Koll Center Wetlands

The other day while running some errands I decided to stop at Koll Center Wetlands. It's a neat little place I used to frequently bird-watch, set right in the middle of a business park in suburban Beaverton:


There's a great blue heron rookery there, where once I saw how brutal sibling rivalry can be as one chick had thrown another out of the nest. It's a great place to see all kinds of waterfowl and any shorebirds that may be passing through, and there's a little wooded area nearby to pick up a whole other variety of species as well. On this particular afternoon it was fairly quiet, but the lighting was beautiful:


Most of the 13 species I saw were clustered at one end of the lake, unfortunately making them back-lit for me - not great for photographs. Here's a little pied-billed grebe:


While no species was particularly abundant, the variety in one spot was pretty cool to see. How many different species do you see in the photo below, and what are they? Click to see a larger version.

7 comments:

Warren Baker said...

I can see Shoveler, Canada Gose Coot, and two other ducks species, one possible a tufted ? or scaup ?

Lancashire and Lakeland Outback Adventure Wildlife Safaris said...

Hi Monika

I got American Coot, a Canada Goose (sub?) species - no idea which of the 'hundreds' of varieties you get on your patch, nice male Ring Necked Duck, (Lesser?) Scaup (hiding behind central coot)& Gadwall.

Cheers

D

Lancs and Lakes Outback Adventure Wildlife Safaris said...

Think I'll change my Gadwall for a less contrasty Black Duck...any closer?

D

Monika said...

You guys are good, especially for coming from a different continent!

Northern shoveler, Canada goose (no idea what sub-species either), American coot, ring-necked duck (looks a lot like a tufted duck which we only get rarely), and you were spot on with the gadwall as well Dave!

I think the bird behind the central coot was actually another coot.

Charles Swift said...

Actually I think the goose is a Cackling Goose (4 of the small C. Goose subspecies were recently split off to form the Cackling Goose complex).
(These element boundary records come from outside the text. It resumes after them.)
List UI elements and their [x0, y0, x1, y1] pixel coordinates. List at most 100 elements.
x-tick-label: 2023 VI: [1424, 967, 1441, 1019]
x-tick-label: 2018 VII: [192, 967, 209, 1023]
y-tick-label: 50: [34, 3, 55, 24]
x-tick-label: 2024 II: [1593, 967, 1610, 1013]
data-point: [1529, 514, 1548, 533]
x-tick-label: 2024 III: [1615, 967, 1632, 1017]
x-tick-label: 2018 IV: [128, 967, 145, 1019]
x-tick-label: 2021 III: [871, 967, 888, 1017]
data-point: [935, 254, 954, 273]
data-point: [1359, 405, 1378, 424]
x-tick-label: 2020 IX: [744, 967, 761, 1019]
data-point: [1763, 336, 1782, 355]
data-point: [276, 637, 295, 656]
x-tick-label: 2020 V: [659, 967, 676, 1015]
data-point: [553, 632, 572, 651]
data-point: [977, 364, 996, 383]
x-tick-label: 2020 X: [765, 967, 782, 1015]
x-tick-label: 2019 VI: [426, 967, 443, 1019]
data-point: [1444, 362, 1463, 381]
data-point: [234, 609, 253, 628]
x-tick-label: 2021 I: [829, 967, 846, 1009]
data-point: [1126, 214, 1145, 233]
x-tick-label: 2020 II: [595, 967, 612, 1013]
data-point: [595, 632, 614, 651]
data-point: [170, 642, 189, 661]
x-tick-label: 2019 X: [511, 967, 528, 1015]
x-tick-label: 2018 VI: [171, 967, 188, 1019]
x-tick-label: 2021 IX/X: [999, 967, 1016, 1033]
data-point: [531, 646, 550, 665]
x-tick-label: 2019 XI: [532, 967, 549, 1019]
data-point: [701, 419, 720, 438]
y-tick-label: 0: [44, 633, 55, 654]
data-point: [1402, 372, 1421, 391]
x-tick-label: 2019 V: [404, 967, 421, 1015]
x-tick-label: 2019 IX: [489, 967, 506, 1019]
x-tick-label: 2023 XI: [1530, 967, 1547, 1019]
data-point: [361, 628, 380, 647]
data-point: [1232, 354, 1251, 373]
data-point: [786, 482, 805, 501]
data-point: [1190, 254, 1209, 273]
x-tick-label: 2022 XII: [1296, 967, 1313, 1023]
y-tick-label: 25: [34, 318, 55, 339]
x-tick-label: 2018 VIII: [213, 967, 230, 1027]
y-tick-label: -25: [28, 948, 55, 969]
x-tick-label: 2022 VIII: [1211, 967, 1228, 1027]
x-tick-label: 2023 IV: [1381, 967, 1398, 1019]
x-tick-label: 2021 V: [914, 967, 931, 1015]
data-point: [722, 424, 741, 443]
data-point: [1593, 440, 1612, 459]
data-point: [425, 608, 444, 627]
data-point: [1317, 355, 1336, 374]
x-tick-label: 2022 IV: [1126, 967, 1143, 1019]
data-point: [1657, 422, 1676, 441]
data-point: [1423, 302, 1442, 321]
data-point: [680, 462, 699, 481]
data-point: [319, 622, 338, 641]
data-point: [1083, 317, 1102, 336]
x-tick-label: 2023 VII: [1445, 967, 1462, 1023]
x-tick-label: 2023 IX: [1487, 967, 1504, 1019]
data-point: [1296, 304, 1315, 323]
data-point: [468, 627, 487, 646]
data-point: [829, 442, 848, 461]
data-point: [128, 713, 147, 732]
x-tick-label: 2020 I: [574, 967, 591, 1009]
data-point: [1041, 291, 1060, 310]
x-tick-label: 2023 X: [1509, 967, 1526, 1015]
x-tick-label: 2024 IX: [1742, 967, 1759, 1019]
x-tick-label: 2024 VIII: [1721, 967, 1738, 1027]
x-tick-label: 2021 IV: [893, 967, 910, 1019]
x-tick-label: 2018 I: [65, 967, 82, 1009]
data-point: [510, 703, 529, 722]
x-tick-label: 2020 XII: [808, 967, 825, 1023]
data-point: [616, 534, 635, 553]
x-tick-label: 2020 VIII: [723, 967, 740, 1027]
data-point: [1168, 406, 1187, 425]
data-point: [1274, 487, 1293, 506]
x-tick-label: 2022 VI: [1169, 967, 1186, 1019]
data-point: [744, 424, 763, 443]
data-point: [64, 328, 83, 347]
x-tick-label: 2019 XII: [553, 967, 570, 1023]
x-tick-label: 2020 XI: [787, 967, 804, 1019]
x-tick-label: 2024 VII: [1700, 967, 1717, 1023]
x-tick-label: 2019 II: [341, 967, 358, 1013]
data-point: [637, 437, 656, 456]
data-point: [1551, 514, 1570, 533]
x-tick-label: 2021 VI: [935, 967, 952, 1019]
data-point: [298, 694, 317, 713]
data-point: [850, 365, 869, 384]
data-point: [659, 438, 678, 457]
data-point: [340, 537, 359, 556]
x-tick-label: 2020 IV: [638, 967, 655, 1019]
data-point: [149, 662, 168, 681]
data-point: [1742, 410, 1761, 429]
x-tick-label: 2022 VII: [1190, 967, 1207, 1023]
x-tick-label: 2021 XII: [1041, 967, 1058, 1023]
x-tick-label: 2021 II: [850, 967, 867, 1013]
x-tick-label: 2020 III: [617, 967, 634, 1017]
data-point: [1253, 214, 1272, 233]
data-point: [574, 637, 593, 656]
Note the short neck, small triangular bill,and dusky breast. I suspect these are fairly common in the Beaverton area. Not sure of the subspecies but Taverner's is a good possibilty.

Lancs and Lakes Outback Adventure Wildlife Safaris said...

Doh...can't believe I changed my mind!!! I thought I could see a pale back on the 'hidden' bird but it is probably just water droplets...doh again..being too clever. Could do with a nice male RND over here close enough to twitch, not seen one for a few years now and the eclipse male I had a few years ago on the nature reserve wasn't accepted. Shame as it was pretty good for one but not seen by any one else which doesn't really matter obviously my description wasn't good enough.

Cheers

D
PS more tricky quizes please (immature gulls???).

Monika said...

Charles - Thanks for the tip on the cackling goose - I wasn't sure since it seemed to large when doing a direct comparison to other ducks.

Dave - I'll see if I can't come up with some more quizzes. If we went to immature gulls you all would have to help me out though, because they are certainly not my strong point!